Project: | scikit-learn |
Text mining has a large variety of applications and is becoming used in more businesses for gathering intelligence and providing insight. People are sending text constantly online via social media, chat rooms and blogs. Tapping into this information can help businesses gain an advantage and is increasingly a necessary skill for data analytics. Text mining is a unique data mining problem, dealing with real world data that is often heavy on artefacts, difficult to model and challenging to properly manage. Text mining can be seen as a bit of a dark art that is difficult to learn and gain traction. However some basic strategies can often be applied to get good results quite quickly, and the same basic models appear in many text mining challenges.
The scikit-learn project is a library of machine learning algorithms for the scientific python stack (numpy & scipy). It is known for having detailed documentation, a high quality of coding and a growing list of users worldwide. The documentation includes tutorials for learning machine learning as well as the library and is a great place to start for beginners wanting to learn data analytics. There is a strong focus on reusable components and useful algorithms, and the text mining sections of scikit-learn follow the “standard model” of text mining quite well.

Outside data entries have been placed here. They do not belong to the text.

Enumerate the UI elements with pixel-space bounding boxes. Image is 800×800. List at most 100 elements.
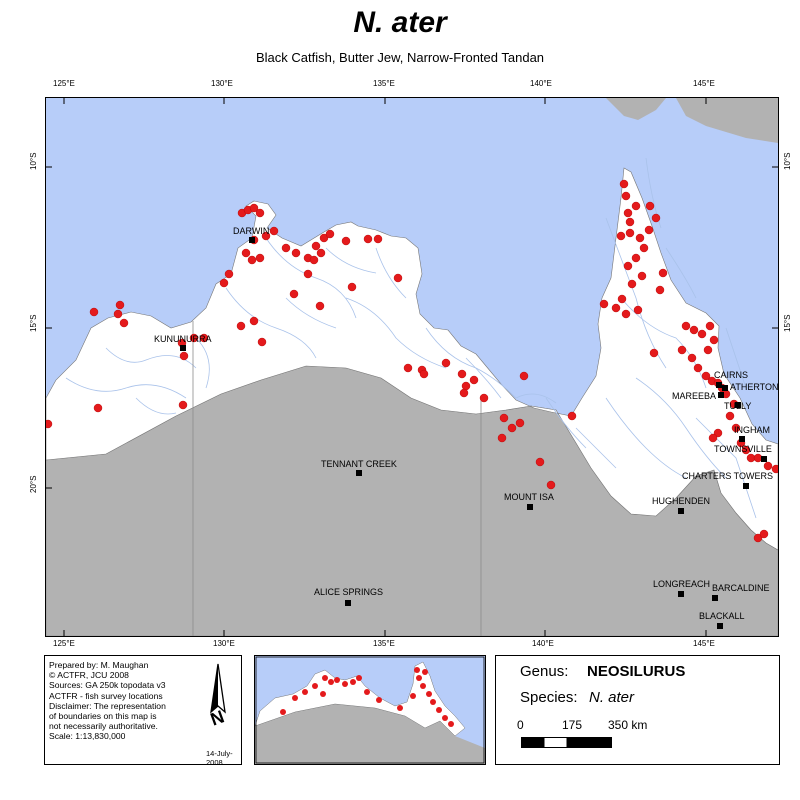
lat-label-15: 15°S: [29, 314, 38, 332]
record-point: [479, 393, 489, 403]
record-point: [693, 363, 703, 373]
town-label-longreach: LONGREACH: [653, 579, 711, 589]
town-marker-alice-springs: [345, 600, 351, 606]
record-point: [316, 248, 326, 258]
town-label-atherton: ATHERTON: [730, 382, 779, 392]
record-point: [625, 228, 635, 238]
record-point: [625, 217, 635, 227]
inset-record: [410, 693, 416, 699]
lon-label-125-bottom: 125°E: [53, 639, 75, 648]
inset-map-canvas: [255, 656, 485, 764]
record-point: [631, 253, 641, 263]
genus-label: Genus:: [520, 663, 569, 680]
record-point: [644, 225, 654, 235]
inset-record: [320, 691, 326, 697]
town-label-darwin: DARWIN: [233, 226, 270, 236]
record-point: [731, 423, 741, 433]
record-point: [249, 203, 259, 213]
town-marker-mount-isa: [527, 504, 533, 510]
credits-line: Disclaimer: The representation: [49, 700, 166, 711]
inset-record: [397, 705, 403, 711]
record-point: [687, 353, 697, 363]
record-point: [725, 411, 735, 421]
main-map[interactable]: DARWIN KUNUNURRA TENNANT CREEK MOUNT ISA…: [45, 97, 779, 637]
record-point: [771, 464, 778, 474]
inset-record: [280, 709, 286, 715]
scale-label-0: 0: [517, 718, 524, 732]
town-label-mareeba: MAREEBA: [672, 391, 717, 401]
town-marker-darwin: [249, 237, 255, 243]
record-point: [651, 213, 661, 223]
town-marker-atherton: [722, 385, 728, 391]
record-point: [515, 418, 525, 428]
record-point: [499, 413, 509, 423]
record-point: [623, 261, 633, 271]
record-point: [681, 321, 691, 331]
state-border: [192, 321, 482, 636]
record-point: [119, 318, 129, 328]
record-point: [546, 480, 556, 490]
record-point: [315, 301, 325, 311]
record-point: [649, 348, 659, 358]
town-marker-tully: [735, 402, 741, 408]
record-point: [689, 325, 699, 335]
record-point: [373, 234, 383, 244]
town-label-blackall: BLACKALL: [699, 611, 745, 621]
record-point: [363, 234, 373, 244]
record-point: [189, 333, 199, 343]
record-point: [319, 233, 329, 243]
town-markers: [180, 237, 767, 629]
record-point: [599, 299, 609, 309]
town-label-charters-towers: CHARTERS TOWERS: [682, 471, 774, 481]
lat-label-10-right: 10°S: [783, 152, 792, 170]
town-label-ingham: INGHAM: [734, 425, 770, 435]
lon-label-140: 140°E: [530, 79, 552, 88]
town-label-tennant-creek: TENNANT CREEK: [321, 459, 397, 469]
record-point: [535, 457, 545, 467]
lon-label-145: 145°E: [693, 79, 715, 88]
record-point: [713, 428, 723, 438]
map-canvas: [46, 98, 778, 636]
record-point: [697, 329, 707, 339]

In this presentation, we will go through the scikit-learn project for machine learning and show how to use it for text mining applications. Real world data and applications will be used, including spam detection on Twitter, predicting the author of a program and determining a user's political bent based on their social media account.
Robert is a Research Fellow at the Internet Commerce Security Laboratory (ICSL) at Federation University Australia. Robert's research investigates profiling cyber-attacks, looking for similarities between different attacks. In addition to this, his research on social media attribution has required a substantial amount of text mining in a very difficult domain. He was awarded Federation University Australia's Young Alumni of the Year for 2014 and is Deputy Director of the Centre for Informatics and Applied Optimisation. Robert is an early career research with over 30 publications in international journals and conferences in the areas of data mining, cybercrime and Internet security.
Robert is also a regular contributor to the scikit-learn project and presented at the 2013 PyCon AU. He contributions include algorithm implementations, substantial documentation updates and reviewing of other pull requests. Robert is also a mentor for one of scikit-learn's Google Summer of Code students in 2014.